Violent death is apparently ascertained without difficulty; and when the cause proceeds so far as to destroy the organization of a part essential to life,little hesitation can be felt. Haemorrhages, and the appearance of contusions, are often fallacious. The former certainly take place from a variety of causes independent of violence, and the latter may arise from petechiae, or similar causes. We can scarcely, however, conceive a question to come before a court of judicature, where the difficulty would arise whether death was occasioned by a putrid fever or by blows; and we think the decision of the father of forensic medicine, Zacchias, decisive in this respect. In case of violence, he observes, there is an extravasation under the skin: the lividness from other causes only discolours the surface by a change in the skin itself. We know that Stoll in two cases discovered a considerable extravasation under petechias; but these instances are rare, and the danger of mistake very trifling. On the other hand, considerable extravasations may take place internally, without the surface being affected, as where the bruise consisted of a large heavy weight, which gave a considerable shock without making an impression on any particular part. This cause of death may, however, be discovered by dissection; though, undoubtedly, bruises after death may, before the blood has coagulated, occasion similar appearances. This source of error must be carefully investigated in the particular cases.

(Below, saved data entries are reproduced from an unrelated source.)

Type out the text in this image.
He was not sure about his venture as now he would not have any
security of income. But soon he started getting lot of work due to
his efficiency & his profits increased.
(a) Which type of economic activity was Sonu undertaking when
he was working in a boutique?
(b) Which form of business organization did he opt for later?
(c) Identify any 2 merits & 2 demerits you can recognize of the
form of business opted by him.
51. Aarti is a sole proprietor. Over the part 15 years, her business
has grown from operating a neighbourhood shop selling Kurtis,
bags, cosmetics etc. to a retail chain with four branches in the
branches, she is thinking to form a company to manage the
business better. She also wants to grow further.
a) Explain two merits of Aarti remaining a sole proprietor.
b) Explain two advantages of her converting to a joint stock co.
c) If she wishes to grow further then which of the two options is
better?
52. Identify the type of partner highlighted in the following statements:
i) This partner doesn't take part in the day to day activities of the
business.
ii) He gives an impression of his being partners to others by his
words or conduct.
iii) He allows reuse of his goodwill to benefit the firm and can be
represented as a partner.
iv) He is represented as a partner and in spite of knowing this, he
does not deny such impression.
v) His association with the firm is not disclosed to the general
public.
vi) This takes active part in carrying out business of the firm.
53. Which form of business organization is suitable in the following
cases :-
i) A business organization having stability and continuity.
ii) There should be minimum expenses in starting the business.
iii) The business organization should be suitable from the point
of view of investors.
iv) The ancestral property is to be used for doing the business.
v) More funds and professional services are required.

One very important subject of inquiry arises, however, out of these discussions. If a man, in an accidental or premeditated struggle with another, by any extraordinary exertion, break a blood vessel and die, though the struggle occasioned the death, yet it is deemed accidental. If this struggle be a pugilistic contest, where personal animosity is unsuspected, and the person thrown dies on the spot, a doubt will arise how far his antagonist was the cause of his death. Again, if, in the violence and heat of a quarrel, a person strike another with an inconsiderable weapon, and death follows as much from the passion as the blow, the doubt will be increased. In each instance, the physician and surgeon are called on to decide; and we know no cases in which such contradictory evidence has been given. The principles on which the decision should rest appear to be these. When, from prior complaints, any weakness or predisposition to disease, hereditary or otherwise, can be discovered; when the violence is such that, in a sound healthy body, it would not probably produce any dangerous effect, the blow or the fall should not be accused. If a man, subject to a spitting of blood, in a struggle should break a blood vessel; if a person with a full florid complexion, and a short neck, whose parent had died of apoplexy, and perhaps about the same age,should fall down dead in a trifling contest, where the exertion was inconsiderable, we should certainly not convict his antagonist of any thing but imprudence and misfortune.

When any contest has taken place, independent of personal animosity, and some slight injury has been seemingly received, the subsequent conduct of the patient should have great influence on the judgment of the practitioner. If he has received injury in his side or head, and, instead of a cautious mode of diet, should indulge in every irregularity, the pleurisy or phrenitis that might ensue should not, in justice, be attributed to the antagonist; nor, when the proper distinction is made, will the law, we believe, condemn him. This is not, however, the place to discuss a legal question, but to point out the foundation for the physician's opinion. The case is somewhat different when an abscess has followed external injury, independent of any irregularity of the patient's conduct. The physician must then decidedly attribute death to the consequences at least of the accident; and the legal distinctions will regulate the degree of criminality, and, of course, the punishment.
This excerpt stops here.